The trusty Hush Lav is always a good accessory to keep in your case. These simple devices work best with COS11s, but I have had some success with other small mics. The most common use I have for these Hush Lavs is mic-ing ties. You can often get away with just cutting one in half for the job. The sponge helps to give the mic room to breath. If you’re looking for a cheaper alternative for these clever devices, cosmetic makeup pads are perfect; just get some good scissors and a small sharp skewer.
Rycote Covers and Undercovers. The Countryman B6 microphone has been part of my gear for many years now. It’s this microphone that works best for me with the Rycote covers. Due to the lightweight tiny design of the B6, the Rycote wind jammers and the under and over covers work great with the mic. I tend to stay away from using these covers with the COS11 mics. But there really aren’t any right or wrong answers or does and don’ts with the Rycotes. It is just trial and error and personal preference–do whatever works for you. One reason that I tend to stick to the moleskin and Topstick technique when using COS11s is because quick fixes and replacement Topstick can be added in seconds, and sometimes seconds is all you get. I find the Rycotes to be a little more fiddly. I’ll always have pieces of fresh Topstick cut to size in my pocket, standing by ready for mic fixes.
Joe’s Sticky Stuff. This is actually something that I’ve started using quite recently. I was first introduced to Joe’s by a guy who wasn’t sold on using the Hush Lav. He would simply use a tiny blob of Sticky Stuff wrapped around the end of a COS11 and place it inside the tie. Job done. This sticky substance is also great for planting microphones. It will stick to many different things and Its simple to use and cleans up easily. You might not use it every day, but you’ll be glad you had some handy when the time comes. If you’re not familiar with this product, you will be surprised at how effective it can be.
Non Lube Condoms are an extremely effective form of water protection. Although I would never willingly fully submerge a transmitter using this method, the condoms have definitely saved more than one of my transmitters from total destruction.
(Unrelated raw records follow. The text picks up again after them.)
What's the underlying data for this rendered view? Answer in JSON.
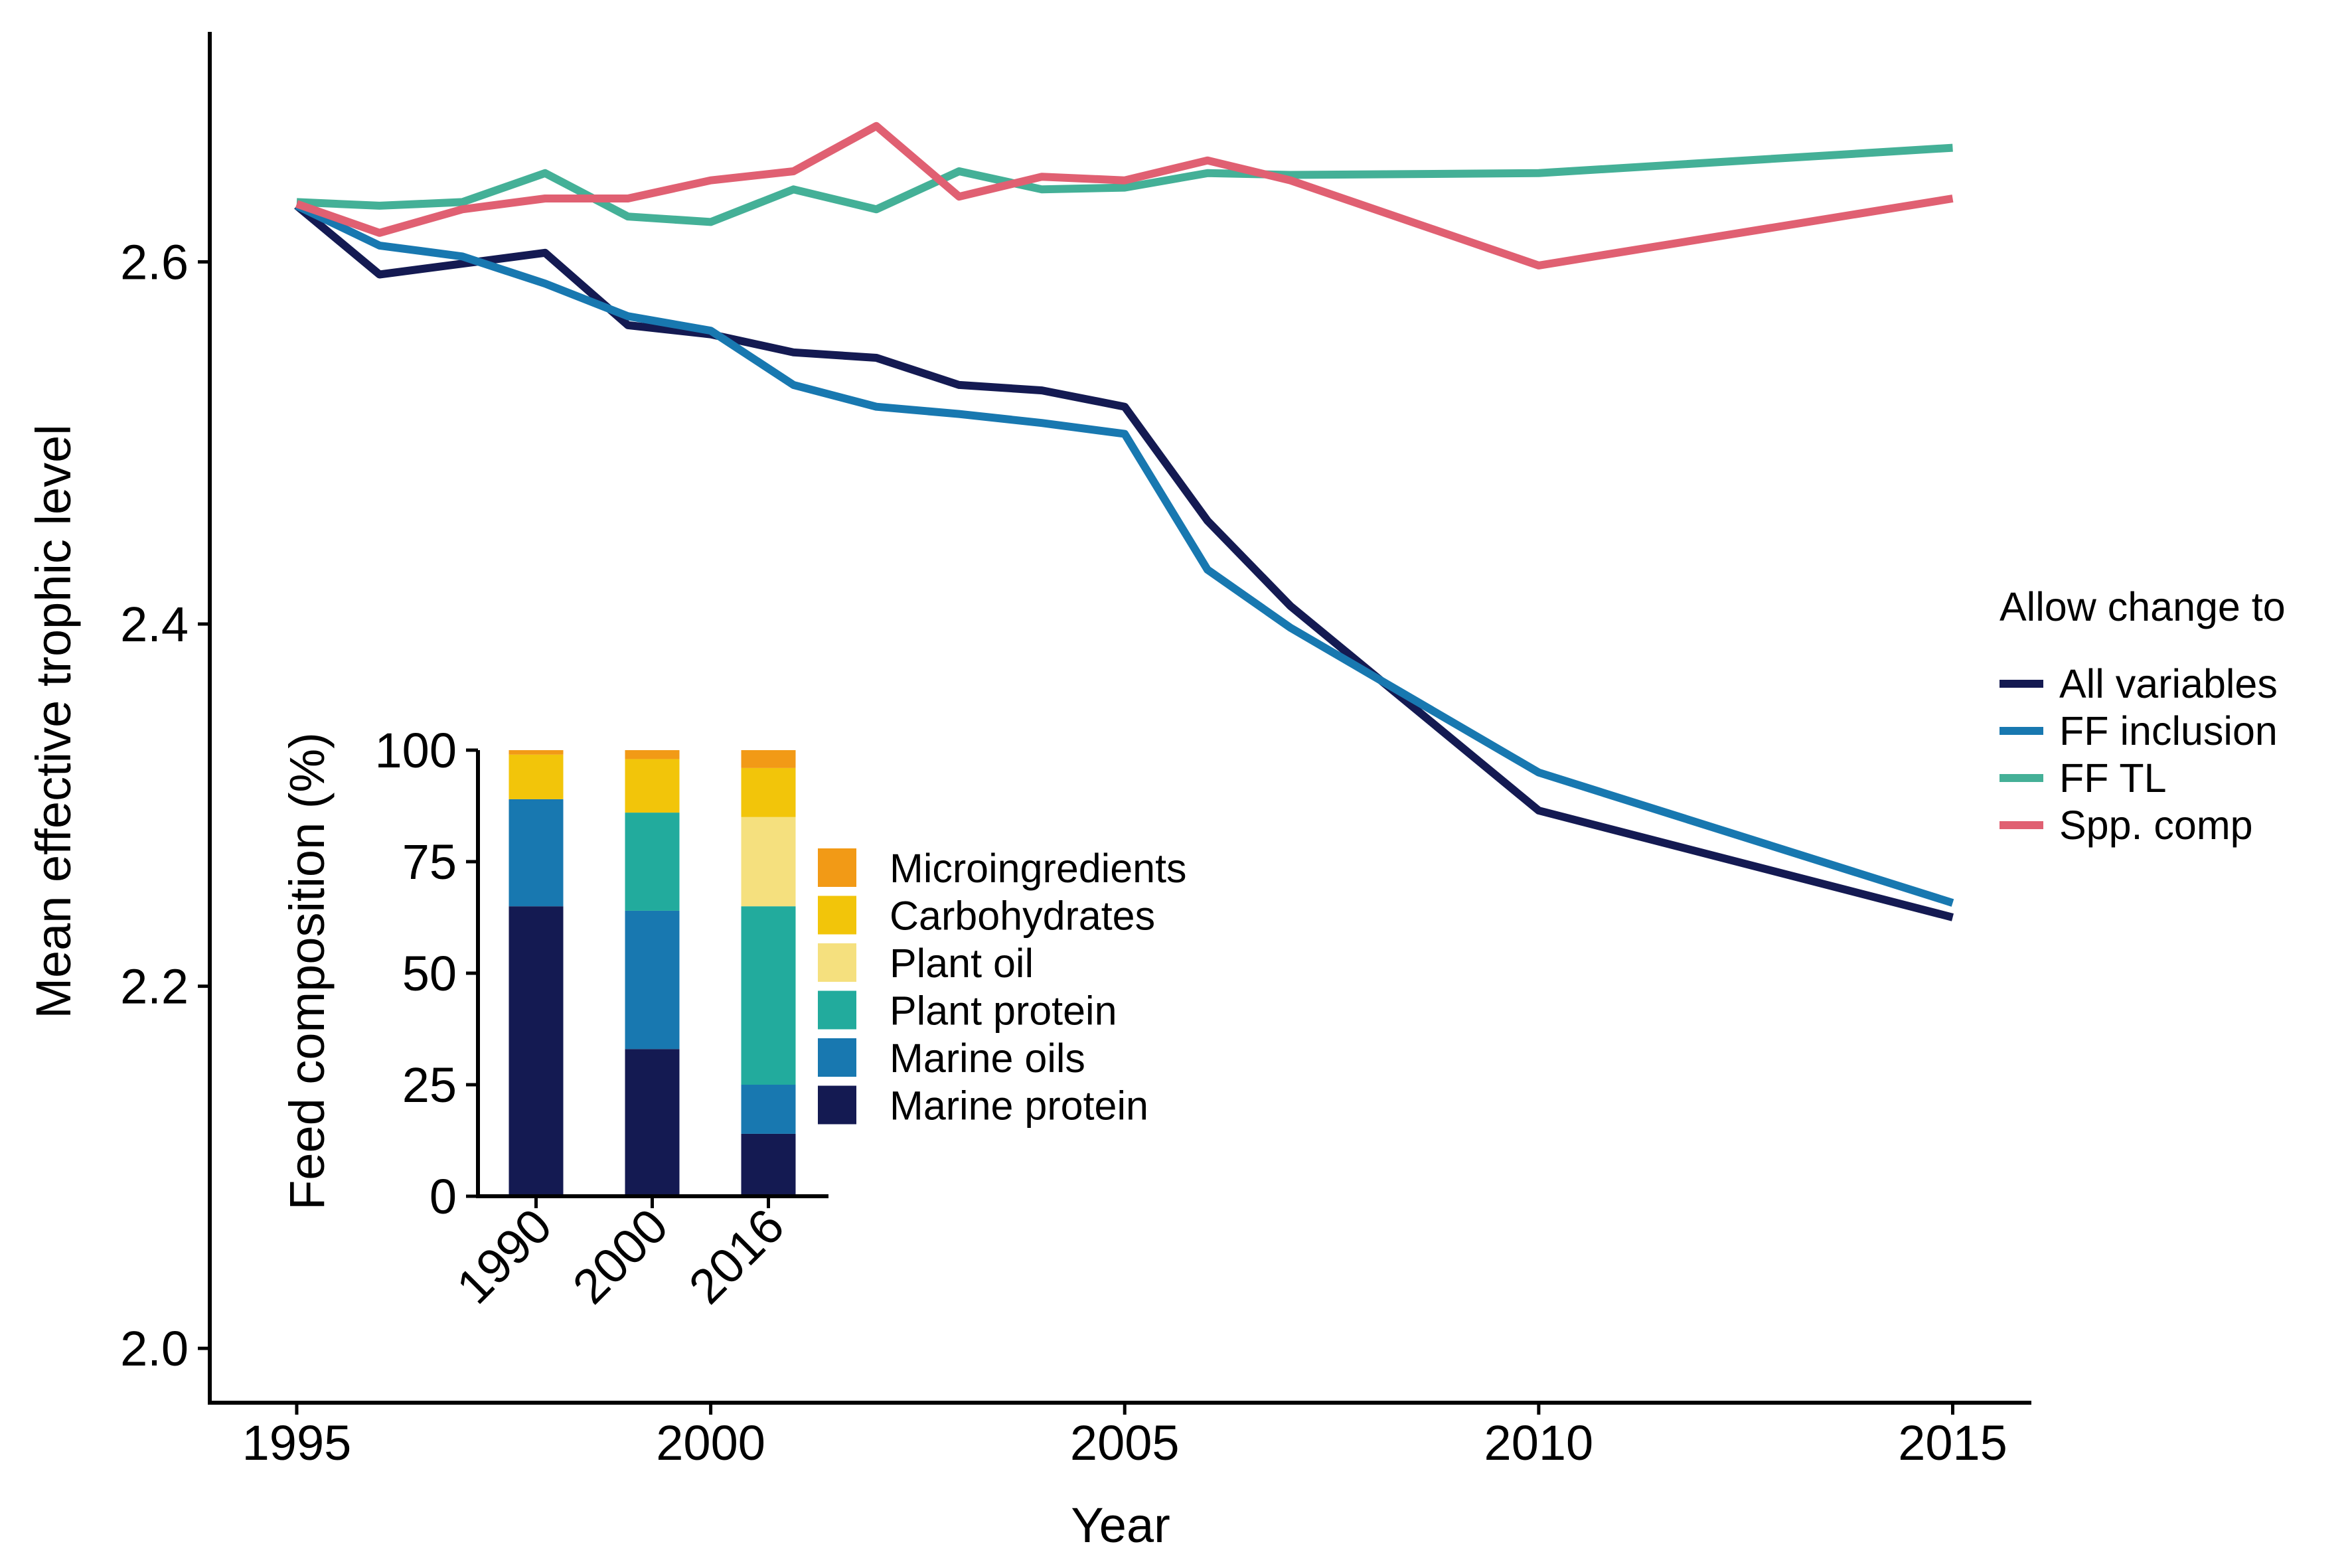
{
  "chart_data": [
    {
      "type": "line",
      "xlabel": "Year",
      "ylabel": "Mean effective trophic level",
      "xlim": [
        1993.95,
        2015.95
      ],
      "ylim": [
        1.97,
        2.727
      ],
      "xticks": [
        1995,
        2000,
        2005,
        2010,
        2015
      ],
      "yticks": [
        2.0,
        2.2,
        2.4,
        2.6
      ],
      "ytick_labels": [
        "2.0",
        "2.2",
        "2.4",
        "2.6"
      ],
      "grid": false,
      "legend": {
        "title": "Allow change to",
        "placement": "right"
      },
      "series": [
        {
          "name": "All variables",
          "color": "#141a52",
          "x": [
            1995,
            1996,
            1997,
            1998,
            1999,
            2000,
            2001,
            2002,
            2003,
            2004,
            2005,
            2006,
            2007,
            2010,
            2015
          ],
          "y": [
            2.631,
            2.593,
            2.599,
            2.605,
            2.565,
            2.56,
            2.55,
            2.547,
            2.532,
            2.529,
            2.52,
            2.457,
            2.41,
            2.297,
            2.238
          ]
        },
        {
          "name": "FF inclusion",
          "color": "#1878b0",
          "x": [
            1995,
            1996,
            1997,
            1998,
            1999,
            2000,
            2001,
            2002,
            2003,
            2004,
            2005,
            2006,
            2007,
            2010,
            2015
          ],
          "y": [
            2.631,
            2.609,
            2.603,
            2.588,
            2.57,
            2.562,
            2.532,
            2.52,
            2.516,
            2.511,
            2.505,
            2.43,
            2.398,
            2.318,
            2.246
          ]
        },
        {
          "name": "FF TL",
          "color": "#44b097",
          "x": [
            1995,
            1996,
            1997,
            1998,
            1999,
            2000,
            2001,
            2002,
            2003,
            2004,
            2005,
            2006,
            2007,
            2010,
            2015
          ],
          "y": [
            2.633,
            2.631,
            2.633,
            2.649,
            2.625,
            2.622,
            2.64,
            2.629,
            2.65,
            2.64,
            2.641,
            2.649,
            2.648,
            2.649,
            2.663
          ]
        },
        {
          "name": "Spp. comp",
          "color": "#e06072",
          "x": [
            1995,
            1996,
            1997,
            1998,
            1999,
            2000,
            2001,
            2002,
            2003,
            2004,
            2005,
            2006,
            2007,
            2010,
            2015
          ],
          "y": [
            2.632,
            2.616,
            2.629,
            2.635,
            2.635,
            2.645,
            2.65,
            2.675,
            2.636,
            2.647,
            2.645,
            2.656,
            2.645,
            2.598,
            2.635
          ]
        }
      ]
    },
    {
      "type": "bar",
      "stacked": true,
      "categories": [
        "1990",
        "2000",
        "2016"
      ],
      "ylabel": "Feed composition (%)",
      "xlabel": "",
      "ylim": [
        0,
        100
      ],
      "yticks": [
        0,
        25,
        50,
        75,
        100
      ],
      "grid": false,
      "legend": {
        "placement": "right"
      },
      "series": [
        {
          "name": "Marine protein",
          "color": "#141a52",
          "values": [
            65,
            33,
            14
          ]
        },
        {
          "name": "Marine oils",
          "color": "#1878b0",
          "values": [
            24,
            31,
            11
          ]
        },
        {
          "name": "Plant protein",
          "color": "#22ab9d",
          "values": [
            0,
            22,
            40
          ]
        },
        {
          "name": "Plant oil",
          "color": "#f5e07e",
          "values": [
            0,
            0,
            20
          ]
        },
        {
          "name": "Carbohydrates",
          "color": "#f2c50a",
          "values": [
            10,
            12,
            11
          ]
        },
        {
          "name": "Microingredients",
          "color": "#f29a16",
          "values": [
            1,
            2,
            4
          ]
        }
      ]
    }
  ]
}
The condom method also works well against sweat. Placing the transmitter in a NeoPax body strap or a similar velcro strap, the condom will keep the transmitter safe from excess moisture.
These are some, but not all, of the most common items found in any mic-ing kit. The best way to use them is to try and test different methods. I’m constantly looking out for different products to use when mic-ing. I learn something new every day. There definitely isn’t any one specific way to do it. You simply do whatever gives you the best results.